Dark Guests

Samhain                                                               Thanksgiving Moon

Last night Dick said, “I’m a pacifist, so I refer to my cancer as the dark guest.  I’m not fighting it; I’m inviting it to leave.”

Third time I’ve encountered this idea of abandoning the war metaphor for cancer or serious illness, third time among folks I know, that is.  I heard on the radio last night the current Drug Czar (an oxymoronic type title for a democracy) make a similar point.  He wanted us to stop using the phrases War on Drugs and War on Cancer.  As if these were situations where we could win and something else lose.

(Nótt-rides-her-horse-in-this-19th-century-painting-by-Peter-Nicolai-Arbo)

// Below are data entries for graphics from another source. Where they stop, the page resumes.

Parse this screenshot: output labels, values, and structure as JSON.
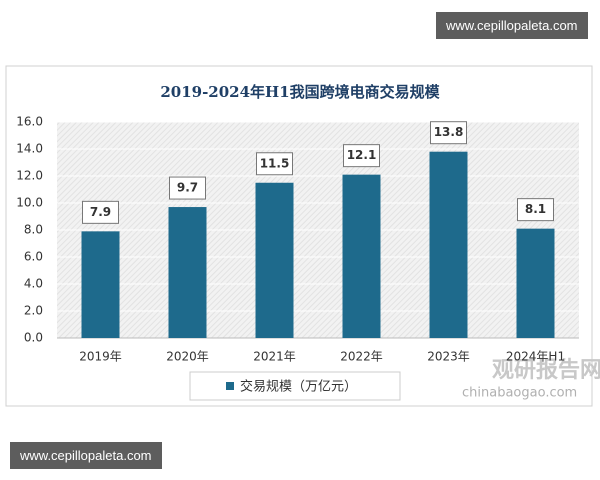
{
  "chart_data": {
    "type": "bar",
    "title": "2019-2024年H1我国跨境电商交易规模",
    "categories": [
      "2019年",
      "2020年",
      "2021年",
      "2022年",
      "2023年",
      "2024年H1"
    ],
    "series": [
      {
        "name": "交易规模（万亿元）",
        "color": "#1e6a8c",
        "values": [
          7.9,
          9.7,
          11.5,
          12.1,
          13.8,
          8.1
        ]
      }
    ],
    "ylim": [
      0,
      16
    ],
    "yticks": [
      {
        "value": 0,
        "label": "0.0"
      },
      {
        "value": 2,
        "label": "2.0"
      },
      {
        "value": 4,
        "label": "4.0"
      },
      {
        "value": 6,
        "label": "6.0"
      },
      {
        "value": 8,
        "label": "8.0"
      },
      {
        "value": 10,
        "label": "10.0"
      },
      {
        "value": 12,
        "label": "12.0"
      },
      {
        "value": 14,
        "label": "14.0"
      },
      {
        "value": 16,
        "label": "16.0"
      }
    ],
    "grid": true,
    "legend": "bottom"
  },
  "watermarks": [
    "www.cepillopaleta.com",
    "www.cepillopaleta.com"
  ],
  "logo": {
    "name": "观研报告网",
    "site": "chinabaogao.com"
  }
}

Metaphors matter.  Think how much different our world would be today if George the Bush had chosen to describe 9/11 as a criminal conspiracy that needs dedicated police and law enforcement action rather than as an act of war.  When he put us on a war footing, he wrong footed us in this whole matter from the very beginning.  A metaphorical mistake that has cost literally trillions of dollars and thousands of lives.

I can see terrorism as a dark guest; a violation, say, of the old Bedouin laws of hospitality or the Greek xenia.  I see it as a violent criminal enterprise, not much different than a heavily armed Mafia, one with a code of sharia and jihad rather than silence.  By not much different I do not mean benign or insignificant.

No, terrorism is a true dark guest, just like cancer cells lurking after radical surgery.  And we need to invite it to leave with urgency and active intervention.  Just skip the F-16’s, the warthogs, the marine recon teams, the infantry.  Send in the CIA, the FBI, the ATF and other counter terrorism specialists, even special forces.